Free online data is usually available thanks to the kindness and hard work of individual volunteers. One of the best examples of volunteerism at work is the USGenWeb, a massive site with individual pages for every U.S. county–all maintained by volunteers. Goodies vary per county, but many contain transcriptions of bibles, wills, census and tax roll records.
In the last several years, governmental agencies have gotten into the act by posting historical data in free, searchable online databases. Some, like the Illinois State Archives have gone the extra mile, transcribing and uploading more than a dozen different databases of Illinois-related material, including death indexes, land transactions, marriages and military veterans.
If you’re trying to keep your research costs at a minimum, try using search engines to locate the many free databases, which are popping up all over the Web.

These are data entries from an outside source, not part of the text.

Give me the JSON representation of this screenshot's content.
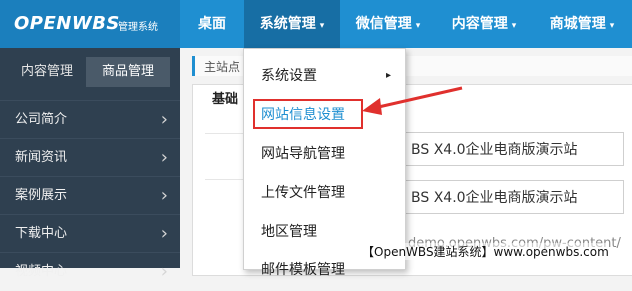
{
  "logo": {
    "main": "OPENWBS",
    "sub": "管理系统"
  },
  "nav": {
    "items": [
      {
        "label": "桌面",
        "has_caret": false
      },
      {
        "label": "系统管理",
        "has_caret": true
      },
      {
        "label": "微信管理",
        "has_caret": true
      },
      {
        "label": "内容管理",
        "has_caret": true
      },
      {
        "label": "商城管理",
        "has_caret": true
      }
    ],
    "caret": "▾"
  },
  "sidebar": {
    "tabs": [
      "内容管理",
      "商品管理"
    ],
    "items": [
      {
        "label": "公司简介",
        "arrow": "›"
      },
      {
        "label": "新闻资讯",
        "arrow": "›"
      },
      {
        "label": "案例展示",
        "arrow": "›"
      },
      {
        "label": "下载中心",
        "arrow": "›"
      },
      {
        "label": "视频中心",
        "arrow": "›"
      }
    ]
  },
  "main": {
    "breadcrumb": "主站点",
    "tab_basic": "基础",
    "field1_value": "BS X4.0企业电商版演示站",
    "field2_value": "BS X4.0企业电商版演示站",
    "url_text": "demo.openwbs.com/pw-content/"
  },
  "dropdown": {
    "items": [
      {
        "label": "系统设置",
        "submenu_arrow": "▸"
      },
      {
        "label": "网站信息设置"
      },
      {
        "label": "网站导航管理"
      },
      {
        "label": "上传文件管理"
      },
      {
        "label": "地区管理"
      },
      {
        "label": "邮件模板管理"
      }
    ]
  },
  "watermark": "【OpenWBS建站系统】www.openwbs.com",
  "colors": {
    "topbar": "#1f8fd1",
    "sidebar": "#2f4050",
    "highlight_red": "#e0302d",
    "link_blue": "#1f8fd1"
  }
}
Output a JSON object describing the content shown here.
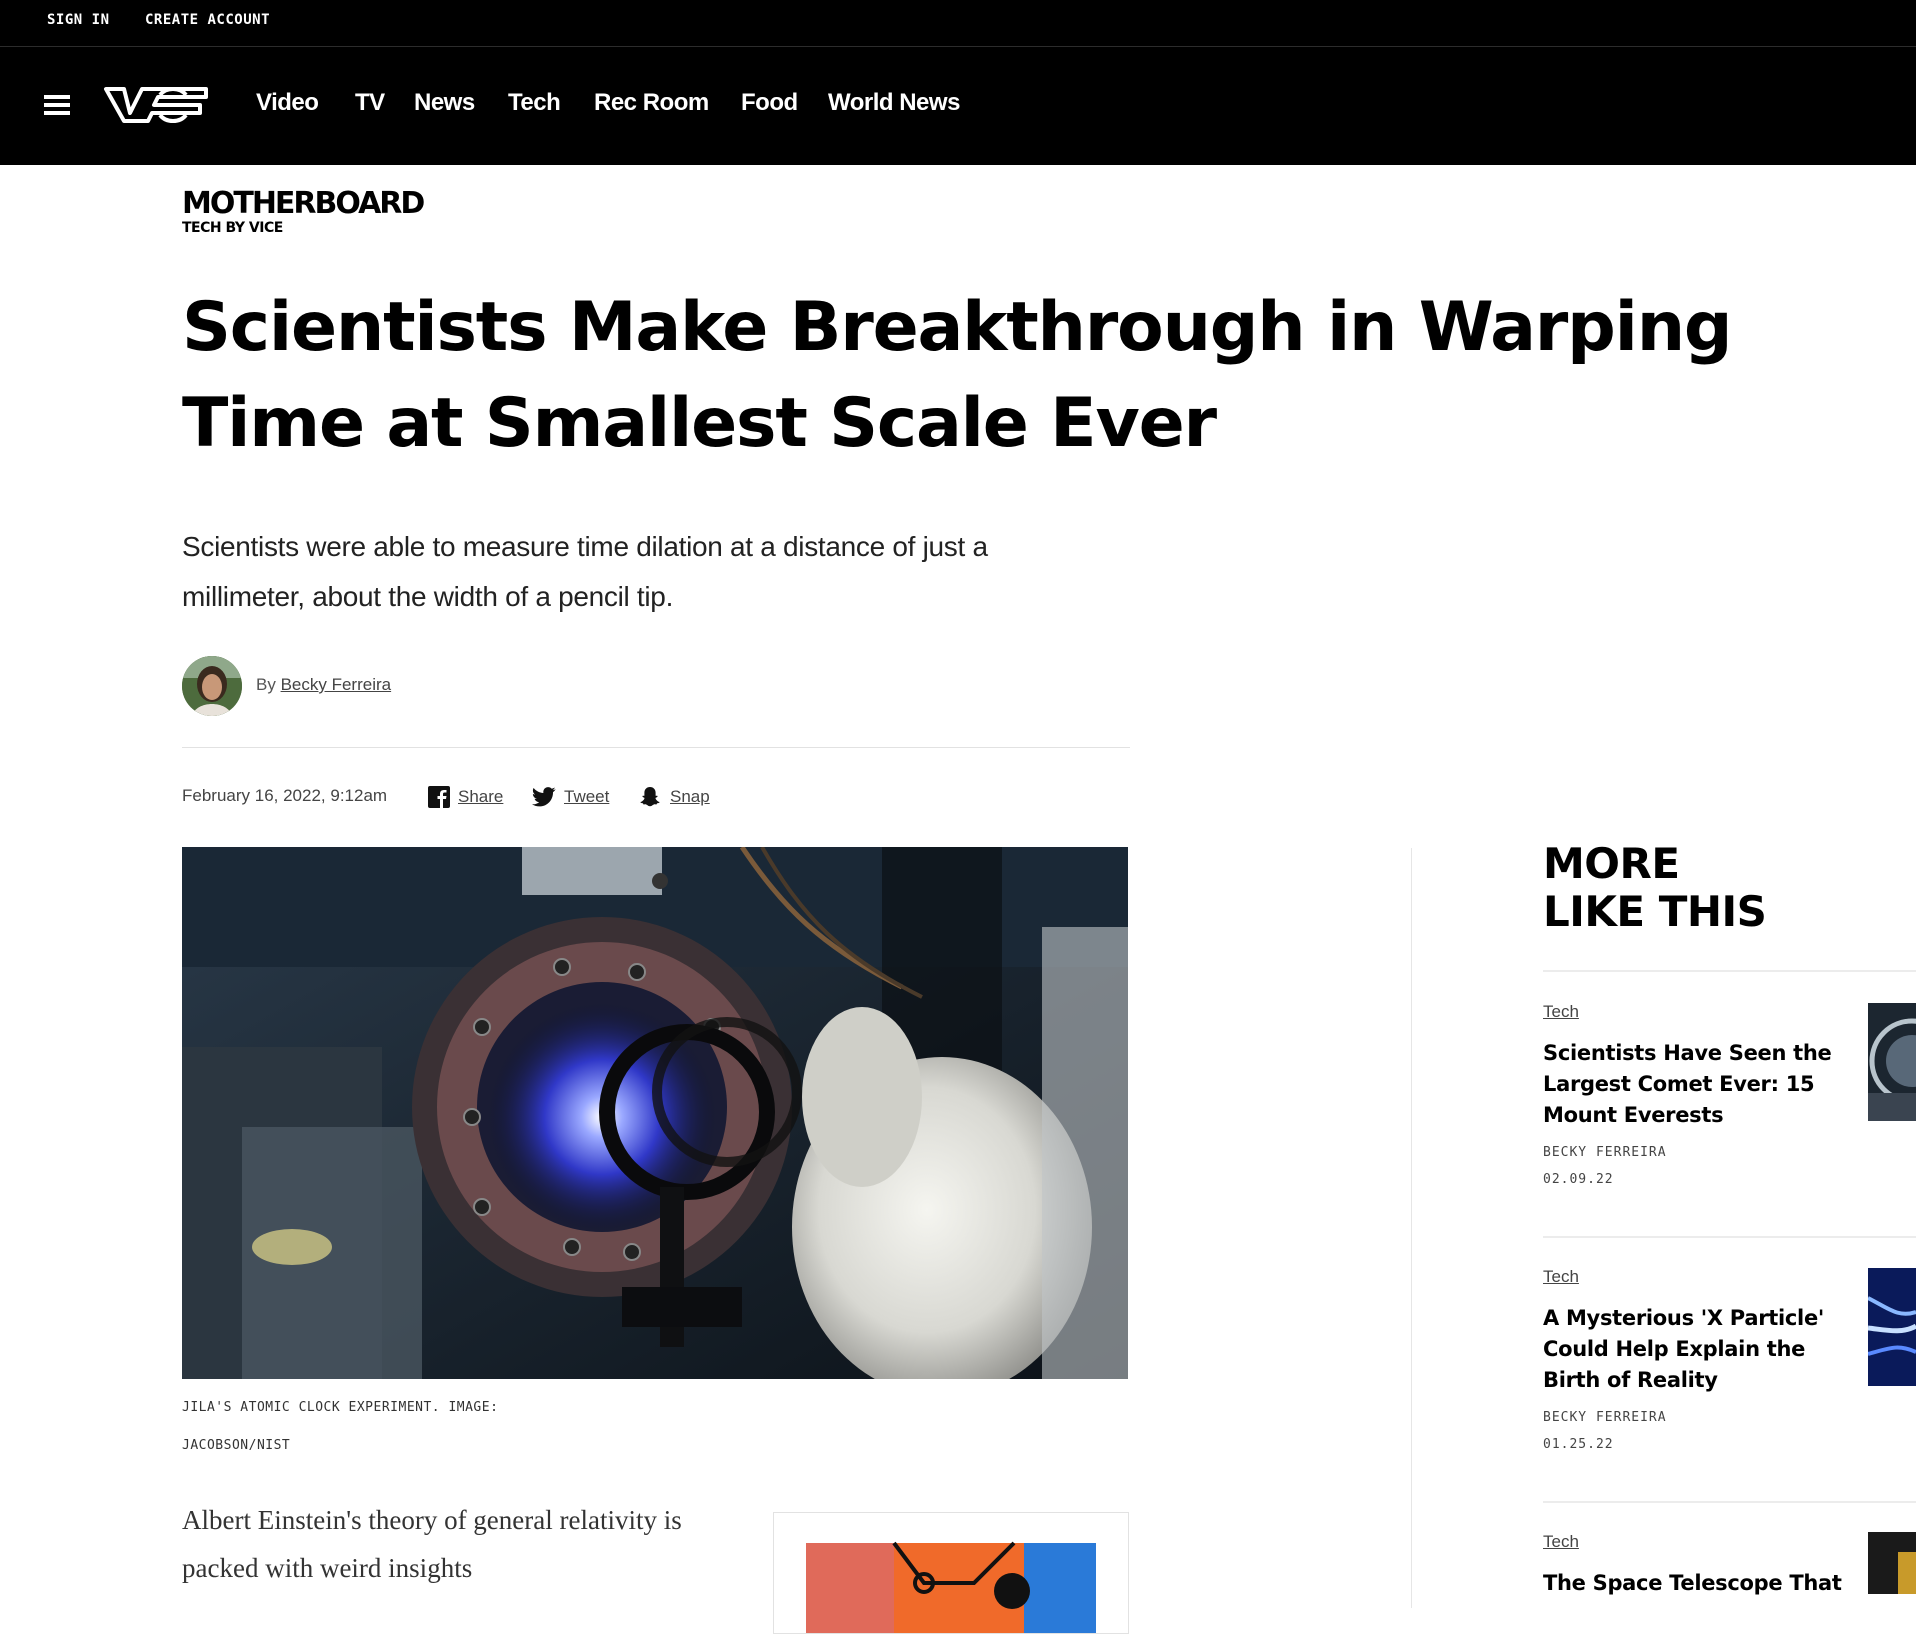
{
  "utility": {
    "sign_in": "SIGN IN",
    "create_account": "CREATE ACCOUNT"
  },
  "nav": {
    "logo_icon": "vice-logo",
    "items": [
      "Video",
      "TV",
      "News",
      "Tech",
      "Rec Room",
      "Food",
      "World News"
    ]
  },
  "brand": {
    "title": "MOTHERBOARD",
    "subtitle": "TECH BY VICE"
  },
  "article": {
    "headline": "Scientists Make Breakthrough in Warping Time at Smallest Scale Ever",
    "dek": "Scientists were able to measure time dilation at a distance of just a millimeter, about the width of a pencil tip.",
    "byline_prefix": "By",
    "author": "Becky Ferreira",
    "date": "February 16, 2022, 9:12am",
    "share": {
      "facebook": "Share",
      "twitter": "Tweet",
      "snapchat": "Snap"
    },
    "caption": "JILA'S ATOMIC CLOCK EXPERIMENT. IMAGE: JACOBSON/NIST",
    "body_first": "Albert Einstein's theory of general relativity is packed with weird insights"
  },
  "sidebar": {
    "title_line1": "MORE",
    "title_line2": "LIKE THIS",
    "cards": [
      {
        "category": "Tech",
        "title": "Scientists Have Seen the Largest Comet Ever: 15 Mount Everests",
        "author": "BECKY FERREIRA",
        "date": "02.09.22"
      },
      {
        "category": "Tech",
        "title": "A Mysterious 'X Particle' Could Help Explain the Birth of Reality",
        "author": "BECKY FERREIRA",
        "date": "01.25.22"
      },
      {
        "category": "Tech",
        "title": "The Space Telescope That",
        "author": "",
        "date": ""
      }
    ]
  },
  "colors": {
    "nav_bg": "#000000",
    "text": "#000000",
    "muted": "#444444",
    "divider": "#e2e2e2"
  }
}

How? Use a variety of search terms like “Kentucky deaths” or “kentucky death index” or “Kentucky databases” until you either find the database or are certain it’s not online. I used Google.com, typed in “maine marriages” and found an online index of Maine marriages from 1892 to 1996.
When I searched for “Missouri births” I turned up a surprising hit: the Missouri Secretary of State’s online abstract of the birth, stillbirth, and death records recorded before 1909, available on microfilm at the Missouri State Archives. Why was I surprised? That site wasn’t there the last time I looked.
Bottom line: Don’t forget to do a recheck of sites every six months or so.